It looks like Oracle has fixed this in 5.5.48/5.6.29/5.7.11 under "22295186", which is not mentioned in their release notes:
$ git log --oneline --grep 22295186
d9f89ff Bug #22295186: CERTIFICATE VALIDATION BUG IN MYSQL MAY ALLOW MITM
70f1aa4 Bug #22295186: CERTIFICATE VALIDATION BUG IN MYSQL MAY ALLOW MITM.
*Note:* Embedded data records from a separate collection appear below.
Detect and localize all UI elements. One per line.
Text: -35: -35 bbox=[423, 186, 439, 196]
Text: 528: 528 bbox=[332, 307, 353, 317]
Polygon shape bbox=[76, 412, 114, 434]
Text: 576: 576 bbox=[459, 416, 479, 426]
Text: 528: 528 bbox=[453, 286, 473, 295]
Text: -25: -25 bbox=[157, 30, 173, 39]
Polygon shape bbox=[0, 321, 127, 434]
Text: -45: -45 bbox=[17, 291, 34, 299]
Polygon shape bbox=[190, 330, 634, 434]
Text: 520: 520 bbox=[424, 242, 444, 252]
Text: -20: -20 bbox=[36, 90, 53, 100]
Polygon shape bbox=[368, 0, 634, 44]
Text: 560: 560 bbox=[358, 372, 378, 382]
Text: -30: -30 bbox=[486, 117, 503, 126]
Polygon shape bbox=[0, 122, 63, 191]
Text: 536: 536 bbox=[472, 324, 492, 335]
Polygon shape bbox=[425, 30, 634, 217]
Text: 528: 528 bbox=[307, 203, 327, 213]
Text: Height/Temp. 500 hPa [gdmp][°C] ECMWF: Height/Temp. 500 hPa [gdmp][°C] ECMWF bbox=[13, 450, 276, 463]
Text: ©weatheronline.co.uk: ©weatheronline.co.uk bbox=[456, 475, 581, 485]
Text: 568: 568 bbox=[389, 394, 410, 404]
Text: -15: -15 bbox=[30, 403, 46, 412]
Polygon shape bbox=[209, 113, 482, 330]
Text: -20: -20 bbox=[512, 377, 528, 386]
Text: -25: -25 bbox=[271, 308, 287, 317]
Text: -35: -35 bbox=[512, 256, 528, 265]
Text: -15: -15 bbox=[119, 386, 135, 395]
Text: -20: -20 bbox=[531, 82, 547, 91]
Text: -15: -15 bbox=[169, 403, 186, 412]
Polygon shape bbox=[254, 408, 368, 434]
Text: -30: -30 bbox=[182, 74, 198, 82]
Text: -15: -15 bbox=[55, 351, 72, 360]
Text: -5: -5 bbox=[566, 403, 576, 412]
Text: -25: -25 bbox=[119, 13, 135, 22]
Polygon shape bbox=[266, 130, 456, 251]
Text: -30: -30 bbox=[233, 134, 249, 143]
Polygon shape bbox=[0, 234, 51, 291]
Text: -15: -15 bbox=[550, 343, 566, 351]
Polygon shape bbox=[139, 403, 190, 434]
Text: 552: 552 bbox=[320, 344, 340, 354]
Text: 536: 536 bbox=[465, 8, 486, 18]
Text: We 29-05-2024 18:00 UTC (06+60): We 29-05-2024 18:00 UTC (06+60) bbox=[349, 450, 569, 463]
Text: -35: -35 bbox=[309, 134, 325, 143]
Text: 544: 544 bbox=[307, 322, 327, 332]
13380bf Bug #22295186: CERTIFICATE VALIDATION BUG IN MYSQL MAY ALLOW MITM
It looks like Oracle has fixed this in 5.5.48/ 5.6.29/ 5.7.11 under "22295186", which is not mentioned in their release notes:
$ git log --oneline --grep 22295186
d9f89ff Bug #22295186: CERTIFICATE VALIDATION BUG IN MYSQL MAY ALLOW MITM
70f1aa4 Bug #22295186: CERTIFICATE VALIDATION BUG IN MYSQL MAY ALLOW MITM.
13380bf Bug #22295186: CERTIFICATE VALIDATION BUG IN MYSQL MAY ALLOW MITM
We will take the fix by merging those versions.